Luisão: Um dia falei em terapia que estava agoniado porque podia morrer em dois ou três anos, daí a minha terapeuta me lembrou que tinha um monte de gente que ia morrer naquele dia mesmo e nem sabia. Imediatamente lembrei de uma canção do meu disco, feita antes da doença, mas que fala: “Deixa, ninguém sabe da vida … Deixa, há sempre uma surpresa, um ponto de partida, depois de um outro adeus.” Ou seja, vamos, só vamos!
PNB: Sabia que é inspirador e tranquilizador observar como você lida com o tratamento? Poetisa as sessões quimioterápicas, sem romantizar. Tira onda com a dor, respeitando-a. É muita dignidade para enfrentar uma doença tão cheia de estigmas. Diz pra gente, como se consegue isso.

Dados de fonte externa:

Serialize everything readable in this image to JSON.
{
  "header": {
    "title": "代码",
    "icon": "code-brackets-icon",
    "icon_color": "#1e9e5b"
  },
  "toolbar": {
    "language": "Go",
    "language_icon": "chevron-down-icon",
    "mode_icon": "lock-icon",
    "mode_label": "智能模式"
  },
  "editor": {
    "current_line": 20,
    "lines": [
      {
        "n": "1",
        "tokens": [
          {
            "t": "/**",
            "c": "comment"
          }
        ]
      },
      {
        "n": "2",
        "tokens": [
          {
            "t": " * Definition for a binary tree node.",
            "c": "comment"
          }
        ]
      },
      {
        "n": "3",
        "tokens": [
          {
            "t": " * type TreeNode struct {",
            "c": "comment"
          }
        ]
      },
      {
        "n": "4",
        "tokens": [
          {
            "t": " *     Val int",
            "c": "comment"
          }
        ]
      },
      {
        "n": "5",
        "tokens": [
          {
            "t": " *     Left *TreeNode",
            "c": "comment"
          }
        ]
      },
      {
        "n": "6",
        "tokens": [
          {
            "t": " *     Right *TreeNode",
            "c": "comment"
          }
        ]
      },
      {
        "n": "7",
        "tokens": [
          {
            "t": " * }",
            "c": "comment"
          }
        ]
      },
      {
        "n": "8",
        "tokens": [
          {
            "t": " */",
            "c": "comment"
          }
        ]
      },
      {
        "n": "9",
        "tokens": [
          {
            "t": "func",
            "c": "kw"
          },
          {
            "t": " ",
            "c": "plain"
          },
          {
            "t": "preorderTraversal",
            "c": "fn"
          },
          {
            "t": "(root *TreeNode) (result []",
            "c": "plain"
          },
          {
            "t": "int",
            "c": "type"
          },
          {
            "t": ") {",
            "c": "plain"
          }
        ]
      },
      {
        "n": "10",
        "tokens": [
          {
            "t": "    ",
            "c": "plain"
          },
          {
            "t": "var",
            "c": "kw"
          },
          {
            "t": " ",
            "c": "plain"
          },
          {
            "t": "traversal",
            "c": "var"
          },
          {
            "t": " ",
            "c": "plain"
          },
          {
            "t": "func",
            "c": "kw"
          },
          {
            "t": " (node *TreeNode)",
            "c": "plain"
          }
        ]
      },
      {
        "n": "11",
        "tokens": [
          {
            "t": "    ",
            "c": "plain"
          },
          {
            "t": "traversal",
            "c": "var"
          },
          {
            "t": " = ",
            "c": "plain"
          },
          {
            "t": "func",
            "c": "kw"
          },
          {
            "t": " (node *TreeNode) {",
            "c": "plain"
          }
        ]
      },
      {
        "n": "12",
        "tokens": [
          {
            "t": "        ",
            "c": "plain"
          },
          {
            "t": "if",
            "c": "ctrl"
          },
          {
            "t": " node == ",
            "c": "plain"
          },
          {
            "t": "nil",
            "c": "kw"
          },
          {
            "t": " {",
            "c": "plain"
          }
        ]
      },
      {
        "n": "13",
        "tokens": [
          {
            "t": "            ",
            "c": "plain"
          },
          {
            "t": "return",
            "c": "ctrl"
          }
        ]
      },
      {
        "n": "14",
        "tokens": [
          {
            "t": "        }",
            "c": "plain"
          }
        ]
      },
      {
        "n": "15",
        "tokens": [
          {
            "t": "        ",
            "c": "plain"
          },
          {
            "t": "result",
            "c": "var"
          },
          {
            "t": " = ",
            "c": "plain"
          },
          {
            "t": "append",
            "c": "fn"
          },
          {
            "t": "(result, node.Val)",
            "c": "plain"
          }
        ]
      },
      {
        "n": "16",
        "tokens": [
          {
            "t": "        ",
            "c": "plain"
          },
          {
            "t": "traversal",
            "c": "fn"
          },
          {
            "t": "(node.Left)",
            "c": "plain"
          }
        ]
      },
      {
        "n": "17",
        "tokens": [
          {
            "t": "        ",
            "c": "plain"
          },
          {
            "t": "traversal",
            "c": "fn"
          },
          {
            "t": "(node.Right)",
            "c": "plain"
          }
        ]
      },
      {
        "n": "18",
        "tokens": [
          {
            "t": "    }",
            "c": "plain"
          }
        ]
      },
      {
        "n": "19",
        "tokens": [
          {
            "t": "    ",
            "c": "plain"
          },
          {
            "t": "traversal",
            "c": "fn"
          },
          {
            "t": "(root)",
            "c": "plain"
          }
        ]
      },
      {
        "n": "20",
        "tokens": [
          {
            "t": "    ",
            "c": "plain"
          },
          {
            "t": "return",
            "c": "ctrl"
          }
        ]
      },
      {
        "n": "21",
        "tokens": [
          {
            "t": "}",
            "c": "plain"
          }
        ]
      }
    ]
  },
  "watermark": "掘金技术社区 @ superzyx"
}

Luisão: Foi a única maneira que encontrei para suportar. Nada foi pensado, apenas sigo como dá, em muitos momentos gritei de dor ou chorei de medo, mas prefiro fazer música ou piada!
PNB: O menino Luisão está chegando a casa dos 60. Envelhecer te assusta ou está sendo um privilégio?
Luisão: Calma Sibele, ainda tô chegando aos 54! rs. Mas envelhecer, mais que nunca, tá sendo um prêmio. E sim, quero chegar aos 60!
PNB: Sonhos, futuro, vida. O que mais virá de você?
Luisão: No momento divulgando o disco “Fogo no Mar” que está saindo e, quando der, voltar a trabalhar mais presencialmente, principalmente em São Paulo e no Rio de Janeiro, que é onde morei por dez anos, atuei bastante no mercado e consequentemente faço mais coisas por lá. Também quero, muito, tomar um banho no velho Chico. Esses são os planos, por enquanto.
Honrados com este bate papo, relembramos que “Fogo no Mar”, está sendo lançado nesta sexta-feira (2) e recomendamos a você que pesquise Luisão Pereira, ouça esse menino juazeirense. Ele é inspiração no que pensa, sabe, faz e vive! Um beijo, Luisão!